For instance: “We know there are things that we can take from this game that will not only help us during the next three weeks [i.e. during the Gold Cup] but help us as we keep trying to move forward.” That’s the sort of remark that, after a tournament-ending defeat, is merely a feeble attempt to create a rainbow where nothing but storm clouds are to be seen. But here, in Wonderland, it was totally reasonable. Even a clunking platitude like “It’s never easy when you’re behind 3-0 at halftime” comes over as a helpful explanatory comment.
In short, however strange, even bizarre, Bradley’s team selection and tactics may have appeared, they were totally justified by the unreality of a game to which the normal logic of soccer (I’m assuming there is such a thing -- at least, I’m pretty sure there is in coaching terms) could not be applied.
At the end of a lovely sunny afternoon, some 64,000 fans had seen a splendid caucus-race of a game in which everyone had won, and everyone should get a prize. Blaming Bradley and his players for an embarrassing show makes no sense in the world of Wonderland, where the fantasy of today’s virtual exhibition game had to be weighed against the looming reality of tomorrow’s Gold Cup.

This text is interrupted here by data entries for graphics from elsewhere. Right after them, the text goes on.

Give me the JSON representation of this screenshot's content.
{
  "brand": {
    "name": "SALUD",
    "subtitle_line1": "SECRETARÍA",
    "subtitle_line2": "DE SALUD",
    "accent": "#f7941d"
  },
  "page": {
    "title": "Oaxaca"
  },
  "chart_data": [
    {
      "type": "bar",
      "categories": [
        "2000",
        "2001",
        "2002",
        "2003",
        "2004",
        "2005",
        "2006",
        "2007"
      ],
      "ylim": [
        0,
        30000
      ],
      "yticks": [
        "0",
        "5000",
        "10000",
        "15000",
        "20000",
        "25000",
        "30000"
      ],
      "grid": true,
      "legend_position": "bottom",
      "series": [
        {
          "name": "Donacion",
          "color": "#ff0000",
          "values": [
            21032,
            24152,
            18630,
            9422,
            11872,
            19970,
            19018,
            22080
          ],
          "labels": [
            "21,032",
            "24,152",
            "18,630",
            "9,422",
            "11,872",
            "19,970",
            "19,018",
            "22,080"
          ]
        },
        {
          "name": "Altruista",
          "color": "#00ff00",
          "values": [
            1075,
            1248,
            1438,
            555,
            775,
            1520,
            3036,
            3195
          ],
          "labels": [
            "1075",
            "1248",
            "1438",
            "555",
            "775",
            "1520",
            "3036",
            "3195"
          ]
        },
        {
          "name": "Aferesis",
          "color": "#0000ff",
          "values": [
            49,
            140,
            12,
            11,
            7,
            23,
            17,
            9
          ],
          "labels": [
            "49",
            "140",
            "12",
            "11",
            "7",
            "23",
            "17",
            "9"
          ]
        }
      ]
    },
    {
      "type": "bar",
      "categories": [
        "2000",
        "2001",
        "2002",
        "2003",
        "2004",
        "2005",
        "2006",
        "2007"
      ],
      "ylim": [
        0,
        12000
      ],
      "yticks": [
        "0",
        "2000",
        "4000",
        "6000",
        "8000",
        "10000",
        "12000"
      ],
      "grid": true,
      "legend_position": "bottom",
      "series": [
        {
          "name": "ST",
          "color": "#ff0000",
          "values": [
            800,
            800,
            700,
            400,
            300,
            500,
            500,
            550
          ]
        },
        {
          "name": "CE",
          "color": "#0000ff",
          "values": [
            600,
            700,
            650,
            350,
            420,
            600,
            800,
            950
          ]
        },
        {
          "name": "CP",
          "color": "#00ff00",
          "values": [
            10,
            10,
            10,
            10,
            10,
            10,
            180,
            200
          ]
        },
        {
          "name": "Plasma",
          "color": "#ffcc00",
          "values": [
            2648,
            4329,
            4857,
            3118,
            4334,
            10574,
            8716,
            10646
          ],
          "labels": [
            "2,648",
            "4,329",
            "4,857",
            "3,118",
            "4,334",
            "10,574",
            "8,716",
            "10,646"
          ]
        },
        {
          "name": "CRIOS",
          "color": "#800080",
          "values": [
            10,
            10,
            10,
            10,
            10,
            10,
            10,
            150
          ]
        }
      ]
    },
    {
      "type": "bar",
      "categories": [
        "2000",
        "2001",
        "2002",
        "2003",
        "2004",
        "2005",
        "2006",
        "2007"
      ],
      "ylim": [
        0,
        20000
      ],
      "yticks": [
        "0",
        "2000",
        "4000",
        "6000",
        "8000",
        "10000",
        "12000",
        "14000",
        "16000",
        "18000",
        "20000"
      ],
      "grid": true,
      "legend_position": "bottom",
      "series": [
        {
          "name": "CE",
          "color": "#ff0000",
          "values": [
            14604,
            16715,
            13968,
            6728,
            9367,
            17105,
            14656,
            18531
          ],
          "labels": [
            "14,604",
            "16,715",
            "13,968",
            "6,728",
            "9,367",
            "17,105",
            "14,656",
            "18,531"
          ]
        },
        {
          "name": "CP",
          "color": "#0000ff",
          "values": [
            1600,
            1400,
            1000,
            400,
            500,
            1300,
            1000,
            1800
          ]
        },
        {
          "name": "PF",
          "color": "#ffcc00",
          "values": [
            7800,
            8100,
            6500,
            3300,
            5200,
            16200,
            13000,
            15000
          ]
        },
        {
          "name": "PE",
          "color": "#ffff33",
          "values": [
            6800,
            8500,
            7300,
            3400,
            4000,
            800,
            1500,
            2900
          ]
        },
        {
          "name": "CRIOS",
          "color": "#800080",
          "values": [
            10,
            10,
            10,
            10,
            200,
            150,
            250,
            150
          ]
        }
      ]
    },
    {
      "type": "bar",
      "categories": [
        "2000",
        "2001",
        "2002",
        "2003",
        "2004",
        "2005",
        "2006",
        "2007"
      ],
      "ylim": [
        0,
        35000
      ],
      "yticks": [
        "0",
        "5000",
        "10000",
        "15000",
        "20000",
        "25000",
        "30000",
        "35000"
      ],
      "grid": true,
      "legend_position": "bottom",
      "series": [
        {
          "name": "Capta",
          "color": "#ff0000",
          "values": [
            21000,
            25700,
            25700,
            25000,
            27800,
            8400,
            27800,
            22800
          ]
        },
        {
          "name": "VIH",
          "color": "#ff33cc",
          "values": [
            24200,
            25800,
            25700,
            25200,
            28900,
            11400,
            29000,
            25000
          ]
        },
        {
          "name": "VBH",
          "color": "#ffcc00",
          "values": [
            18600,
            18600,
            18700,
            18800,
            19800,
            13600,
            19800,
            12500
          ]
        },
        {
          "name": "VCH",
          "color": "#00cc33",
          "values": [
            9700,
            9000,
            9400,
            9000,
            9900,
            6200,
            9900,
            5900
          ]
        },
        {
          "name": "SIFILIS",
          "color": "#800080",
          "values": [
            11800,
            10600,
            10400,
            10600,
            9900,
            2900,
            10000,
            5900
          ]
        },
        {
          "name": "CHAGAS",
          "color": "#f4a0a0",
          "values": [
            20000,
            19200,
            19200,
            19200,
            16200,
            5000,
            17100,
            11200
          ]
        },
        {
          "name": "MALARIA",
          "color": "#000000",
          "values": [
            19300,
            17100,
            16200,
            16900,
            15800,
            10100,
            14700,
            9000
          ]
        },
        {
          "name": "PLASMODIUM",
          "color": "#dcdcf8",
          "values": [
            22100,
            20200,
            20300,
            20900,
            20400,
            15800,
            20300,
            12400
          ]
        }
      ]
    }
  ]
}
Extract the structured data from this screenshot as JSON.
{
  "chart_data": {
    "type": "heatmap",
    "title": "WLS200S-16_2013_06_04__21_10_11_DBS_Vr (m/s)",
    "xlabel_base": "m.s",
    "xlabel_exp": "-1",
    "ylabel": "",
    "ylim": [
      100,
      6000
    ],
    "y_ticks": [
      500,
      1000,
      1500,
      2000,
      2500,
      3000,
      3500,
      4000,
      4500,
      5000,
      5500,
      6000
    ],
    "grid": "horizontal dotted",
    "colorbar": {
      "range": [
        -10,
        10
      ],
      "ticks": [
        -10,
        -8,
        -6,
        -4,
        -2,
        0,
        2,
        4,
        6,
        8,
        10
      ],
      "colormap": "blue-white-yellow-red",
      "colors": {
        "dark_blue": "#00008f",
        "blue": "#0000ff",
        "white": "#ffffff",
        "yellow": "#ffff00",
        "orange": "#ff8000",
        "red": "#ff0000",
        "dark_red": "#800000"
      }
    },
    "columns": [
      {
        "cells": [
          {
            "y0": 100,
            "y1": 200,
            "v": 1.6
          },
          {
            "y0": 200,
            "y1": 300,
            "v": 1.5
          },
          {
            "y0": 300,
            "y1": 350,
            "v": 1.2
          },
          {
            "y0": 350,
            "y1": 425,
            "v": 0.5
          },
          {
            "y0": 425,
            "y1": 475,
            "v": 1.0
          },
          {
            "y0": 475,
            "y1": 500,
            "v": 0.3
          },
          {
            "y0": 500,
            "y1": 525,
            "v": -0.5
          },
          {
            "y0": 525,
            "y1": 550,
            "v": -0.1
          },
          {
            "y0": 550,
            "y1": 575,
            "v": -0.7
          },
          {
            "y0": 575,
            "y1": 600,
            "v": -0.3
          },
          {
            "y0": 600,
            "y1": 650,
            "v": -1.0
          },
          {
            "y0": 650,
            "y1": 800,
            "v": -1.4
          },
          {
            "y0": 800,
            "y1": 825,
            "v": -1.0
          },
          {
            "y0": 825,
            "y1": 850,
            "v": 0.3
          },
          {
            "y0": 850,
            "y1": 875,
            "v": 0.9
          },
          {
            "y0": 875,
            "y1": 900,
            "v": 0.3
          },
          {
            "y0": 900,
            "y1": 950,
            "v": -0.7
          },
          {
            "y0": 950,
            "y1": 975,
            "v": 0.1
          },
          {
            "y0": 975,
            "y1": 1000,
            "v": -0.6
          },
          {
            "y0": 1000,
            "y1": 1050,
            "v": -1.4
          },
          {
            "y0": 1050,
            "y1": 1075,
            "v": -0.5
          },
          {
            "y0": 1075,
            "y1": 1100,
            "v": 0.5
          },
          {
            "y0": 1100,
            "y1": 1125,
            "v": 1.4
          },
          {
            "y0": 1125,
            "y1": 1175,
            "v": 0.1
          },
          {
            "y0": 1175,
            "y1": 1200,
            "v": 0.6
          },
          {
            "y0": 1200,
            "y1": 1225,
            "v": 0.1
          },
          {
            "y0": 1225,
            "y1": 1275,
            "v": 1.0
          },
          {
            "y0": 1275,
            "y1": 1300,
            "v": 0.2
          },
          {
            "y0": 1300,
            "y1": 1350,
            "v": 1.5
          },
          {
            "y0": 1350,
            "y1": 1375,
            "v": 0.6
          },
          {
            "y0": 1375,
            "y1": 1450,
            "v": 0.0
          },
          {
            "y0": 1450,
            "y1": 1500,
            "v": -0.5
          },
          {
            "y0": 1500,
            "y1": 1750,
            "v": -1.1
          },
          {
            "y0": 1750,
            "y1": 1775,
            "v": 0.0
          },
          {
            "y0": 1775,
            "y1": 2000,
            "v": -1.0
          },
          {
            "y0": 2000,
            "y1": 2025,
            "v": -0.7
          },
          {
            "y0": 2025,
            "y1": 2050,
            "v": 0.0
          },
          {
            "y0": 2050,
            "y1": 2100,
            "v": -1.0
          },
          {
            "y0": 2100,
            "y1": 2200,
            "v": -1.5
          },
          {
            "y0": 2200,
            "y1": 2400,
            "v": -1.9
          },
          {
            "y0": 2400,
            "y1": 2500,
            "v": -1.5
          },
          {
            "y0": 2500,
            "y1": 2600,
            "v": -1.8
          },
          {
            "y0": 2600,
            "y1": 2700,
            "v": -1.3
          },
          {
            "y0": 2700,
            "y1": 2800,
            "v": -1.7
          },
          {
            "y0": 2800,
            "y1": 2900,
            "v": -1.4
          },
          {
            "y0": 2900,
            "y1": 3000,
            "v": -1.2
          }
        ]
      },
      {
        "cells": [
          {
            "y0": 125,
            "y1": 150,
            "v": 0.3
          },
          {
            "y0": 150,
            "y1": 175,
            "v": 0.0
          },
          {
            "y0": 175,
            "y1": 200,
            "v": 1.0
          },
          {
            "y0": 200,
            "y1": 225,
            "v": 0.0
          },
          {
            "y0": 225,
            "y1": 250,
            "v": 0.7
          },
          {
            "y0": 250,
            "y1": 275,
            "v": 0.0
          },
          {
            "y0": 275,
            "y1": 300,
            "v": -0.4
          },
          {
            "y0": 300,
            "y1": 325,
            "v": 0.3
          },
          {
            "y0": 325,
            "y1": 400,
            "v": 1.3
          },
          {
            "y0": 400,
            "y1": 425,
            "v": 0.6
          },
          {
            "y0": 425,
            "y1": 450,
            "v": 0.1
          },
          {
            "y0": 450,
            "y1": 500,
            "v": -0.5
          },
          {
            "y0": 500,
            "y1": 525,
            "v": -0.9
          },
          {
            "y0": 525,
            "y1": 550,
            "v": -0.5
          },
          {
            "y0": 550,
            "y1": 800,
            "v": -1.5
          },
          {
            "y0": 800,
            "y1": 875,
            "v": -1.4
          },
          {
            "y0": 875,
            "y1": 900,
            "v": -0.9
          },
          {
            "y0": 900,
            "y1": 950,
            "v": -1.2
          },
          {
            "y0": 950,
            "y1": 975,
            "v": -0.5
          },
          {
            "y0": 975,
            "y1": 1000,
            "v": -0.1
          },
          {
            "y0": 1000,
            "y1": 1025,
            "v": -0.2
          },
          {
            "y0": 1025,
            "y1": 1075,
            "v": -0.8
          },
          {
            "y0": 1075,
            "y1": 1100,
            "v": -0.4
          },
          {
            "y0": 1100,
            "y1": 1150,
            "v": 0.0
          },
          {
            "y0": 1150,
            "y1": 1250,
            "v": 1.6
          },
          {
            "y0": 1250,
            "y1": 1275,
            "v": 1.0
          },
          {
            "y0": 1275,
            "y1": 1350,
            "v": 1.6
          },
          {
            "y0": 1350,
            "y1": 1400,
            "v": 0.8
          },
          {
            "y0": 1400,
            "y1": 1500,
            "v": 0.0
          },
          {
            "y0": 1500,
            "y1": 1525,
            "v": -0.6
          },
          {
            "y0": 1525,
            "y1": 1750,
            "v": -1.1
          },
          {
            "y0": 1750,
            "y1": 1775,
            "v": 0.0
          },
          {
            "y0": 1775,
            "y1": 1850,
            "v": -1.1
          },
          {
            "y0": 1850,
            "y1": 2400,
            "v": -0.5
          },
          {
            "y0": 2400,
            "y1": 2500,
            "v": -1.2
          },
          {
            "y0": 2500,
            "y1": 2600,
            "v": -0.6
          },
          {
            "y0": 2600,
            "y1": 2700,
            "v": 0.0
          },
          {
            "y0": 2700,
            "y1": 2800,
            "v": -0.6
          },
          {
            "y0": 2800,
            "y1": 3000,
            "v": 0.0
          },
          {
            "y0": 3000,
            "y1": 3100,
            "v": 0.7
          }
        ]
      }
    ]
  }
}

To add to the perversity of the happenings, on Saturday the great absentee for the U.S. was its greatest fantasist, its only fantasist, Landon Donovan. But that, too, was right -- there is no place for a fantasist in a fantasy world, which merely reduces him to a commonplace. Donovan’s magic sparkles only against a background of reality, and the USA is always a different team when Donovan plays.
Today, the USA steps out of Wonderland, back into real time. What happened against Spain -- really, what Spain did to the USA -- is hardly relevant here, just as analyzing the performances of the U.S. players in Saturday’s game gets us nowhere. What happened then will have little impact on how the U.S. -- with a full team -- plays a real game against Canada.
I am not saying that the USA will automatically become a much better team, and that they will therefore handily beat Canada -- which is assuredly a much less formidable opponent than Spain. But the Canada game will put everyone’s feet back on the ground, when the positives and the negatives of the U.S. performance can be sensibly assessed.
Even so, I think it is fair to take a swipe at one American player, goalkeeper Tim Howard, because goalkeepers spend most of their time in their own particular Wonderland, no matter what sort of game is being played.
Wearing the captain’s armband, Howard needed a mere three minutes to shatter the make-believe atmosphere -- the only one that was ever going to make sense of this occasion -- when he raced some 25 yards out of his goal to lambast left back Eric Lichaj for not doing whatever it was that Howard wanted done.
How goalkeepers love playing this role of schoolyard bully. The myth that goalkeepers always know best, that they see everything, that they are therefore entitled to tell everyone else how to play (in short, that they can pretend they know how to play soccer, when in fact they don’t, are not required to) has reached absurd -- well, Wonderlandish -- proportions.
Howard’s obnoxious grand-standing antics are unlikely to have done much for Lichaj’s confidence. Of course, that was not their purpose, which had much more to do with making it clear that whatever was going wrong, it wasn’t Howard’s fault.
Equal time should have demanded a blast of criticism from his defenders after Howard had watched Alvaro Negredo’s chip shot sail over his head and hit the bar, and then scrambled ineffectively for the rebound, until he was bailed out by ... yes, Lichaj. But goalkeepers always escape criticism.
That’s probably the way it should be. Provided the goalkeepers, in turn, cut out their purple-faced fuming and raging. We’ve seen more than enough of berserk goalkeepers to nurse the strongest of suspicions that they ham it up for the television cameras.
And so to the Gold Cup, in which Howard’s goalkeeping, the part of his act that he does really well, is likely to prove a key factor -- as superior goalkeeping always has been in the USA’s Concacaf games.